I recall very well all the

I recall very well all the hype leading up to the all-new 1990 Escort's launch. And the massive fall out criticism that resulted after the car was tested. And it was justifiable criticism. The car was barely any better than the previous, 9 year old model it replaced. The cabin quality was the same, the handling and steering was shocking, the ride was poor, poor levels of equipment and technology, the engines rubbish and refinement was poor. And from experience I could support these criticism as the 1990 Escort/Orion had barely moved on from my dad's F-Reg Orion at the time. Even the way the car was designed, looked and built not only lacked sophistication but it was built to a cost too and this could be seen in the car's looks such as exposed door handles, some use of gasket windows and exposed fuel filler cap. The only thing the Escort did well on was practicality, ease of use and low cost maintenance which was the norm until until the Rover 200 appeared the year before and raised standards and expectations massively.
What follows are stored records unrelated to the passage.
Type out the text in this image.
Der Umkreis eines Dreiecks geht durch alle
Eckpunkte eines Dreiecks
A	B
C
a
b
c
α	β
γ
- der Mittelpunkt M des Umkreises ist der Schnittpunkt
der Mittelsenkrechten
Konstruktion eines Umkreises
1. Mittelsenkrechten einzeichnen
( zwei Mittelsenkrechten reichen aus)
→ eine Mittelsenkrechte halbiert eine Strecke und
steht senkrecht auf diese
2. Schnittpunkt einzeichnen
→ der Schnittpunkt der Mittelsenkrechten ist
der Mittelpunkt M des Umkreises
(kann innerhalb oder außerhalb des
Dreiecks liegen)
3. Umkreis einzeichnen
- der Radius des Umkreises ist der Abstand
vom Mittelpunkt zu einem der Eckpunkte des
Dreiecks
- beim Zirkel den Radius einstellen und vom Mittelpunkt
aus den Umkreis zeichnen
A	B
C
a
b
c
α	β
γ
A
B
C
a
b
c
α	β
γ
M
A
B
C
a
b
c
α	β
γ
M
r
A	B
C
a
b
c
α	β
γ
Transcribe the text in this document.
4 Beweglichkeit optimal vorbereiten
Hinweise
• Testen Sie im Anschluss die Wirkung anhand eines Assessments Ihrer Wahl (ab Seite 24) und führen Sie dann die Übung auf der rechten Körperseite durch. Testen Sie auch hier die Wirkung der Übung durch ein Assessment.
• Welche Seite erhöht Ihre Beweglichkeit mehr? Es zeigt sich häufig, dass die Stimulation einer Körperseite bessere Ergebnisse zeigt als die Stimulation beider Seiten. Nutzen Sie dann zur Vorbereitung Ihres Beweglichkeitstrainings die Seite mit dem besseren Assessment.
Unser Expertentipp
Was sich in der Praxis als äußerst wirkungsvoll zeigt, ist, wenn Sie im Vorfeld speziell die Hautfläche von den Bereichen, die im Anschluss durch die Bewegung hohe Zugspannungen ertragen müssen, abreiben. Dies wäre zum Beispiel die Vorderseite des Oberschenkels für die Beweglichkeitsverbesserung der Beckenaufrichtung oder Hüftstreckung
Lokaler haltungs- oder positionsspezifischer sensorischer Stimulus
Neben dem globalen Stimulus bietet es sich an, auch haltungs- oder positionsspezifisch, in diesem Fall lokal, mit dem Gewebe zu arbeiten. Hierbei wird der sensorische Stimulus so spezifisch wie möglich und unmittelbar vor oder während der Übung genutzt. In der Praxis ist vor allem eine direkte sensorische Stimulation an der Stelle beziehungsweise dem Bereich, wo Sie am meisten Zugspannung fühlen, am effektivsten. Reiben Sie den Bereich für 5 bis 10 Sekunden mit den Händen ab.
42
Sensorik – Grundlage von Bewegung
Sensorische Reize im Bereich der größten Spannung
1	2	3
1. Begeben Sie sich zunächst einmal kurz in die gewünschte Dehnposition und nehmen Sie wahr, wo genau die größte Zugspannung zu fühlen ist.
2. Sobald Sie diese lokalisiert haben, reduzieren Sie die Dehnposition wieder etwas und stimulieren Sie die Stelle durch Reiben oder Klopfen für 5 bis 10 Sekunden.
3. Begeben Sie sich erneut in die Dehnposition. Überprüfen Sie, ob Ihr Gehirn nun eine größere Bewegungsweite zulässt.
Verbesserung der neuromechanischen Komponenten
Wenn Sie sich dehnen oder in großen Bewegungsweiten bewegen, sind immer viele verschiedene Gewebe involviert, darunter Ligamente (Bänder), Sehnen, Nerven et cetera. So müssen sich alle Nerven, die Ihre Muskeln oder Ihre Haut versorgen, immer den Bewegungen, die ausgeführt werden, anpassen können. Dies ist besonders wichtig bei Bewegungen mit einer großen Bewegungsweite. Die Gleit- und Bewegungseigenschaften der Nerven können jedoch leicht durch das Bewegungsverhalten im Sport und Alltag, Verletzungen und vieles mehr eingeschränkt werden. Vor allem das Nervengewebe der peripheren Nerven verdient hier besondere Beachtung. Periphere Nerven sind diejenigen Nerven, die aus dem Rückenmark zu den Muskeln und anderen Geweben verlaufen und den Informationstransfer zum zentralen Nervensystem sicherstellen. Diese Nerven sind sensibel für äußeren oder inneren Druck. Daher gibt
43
It took 2 facelifts, 1992 and 1995, to make the Escort remotely competitive. At least Ford learned their lesson which produced the fabulous Mondeo and quite exceptional Focus.
Adrian987 3 September 2015

Rover beat it in group tests

Yup, remember all the hype too! The Orion was being billed as some kind of "Classic", like they were trying to make-believe it was a "premium" car when it wasn't. The Rover 214i oozed class, and showed too that engine-downsizing could be done and still have good performance. And whatever happened to the 4 wheel drive Escort estate that the hype had us believe would be made?
scrap 3 September 2015

Also on the 1990 Escort crime

Also on the 1990 Escort crime sheet: shocking cabin quality, very poor refinement, bland styling, heavy steering and poor grip. One of the worst cars ever made - although the facelifted version was indeed a thoroughly re-engineered and improved vehicle.
scrap 3 September 2015

Ha! Shame the 1990 Escort was

Ha! Shame the 1990 Escort was such a timid and terrible car. I drove one back then and was genuinely shocked at how bad it was. The 94 re-engineered version was much, much better - but hardly innovative. Interesting though that back in the 80s you could call a car with a petrol engine 'electric'.
Adrian987 3 September 2015

Some bad, some good

scrap wrote:

Ha! Shame the 1990 Escort was such a timid and terrible car. I drove one back then and was genuinely shocked at how bad it was. The 94 re-engineered version was much, much better - but hardly innovative. Interesting though that back in the 80s you could call a car with a petrol engine 'electric'.

On launch, it was universally criticised by the press for roly-poly handling, understeer and poor engines. My 1998 version was sort of okay, even if the 1.6 was so weedy that putting the A/c on seemed to sap half its power. On the bright side, the hatchback Granada brought anti-lock brakes as standard to the masses, and was unique with its Triplex heated windscreen.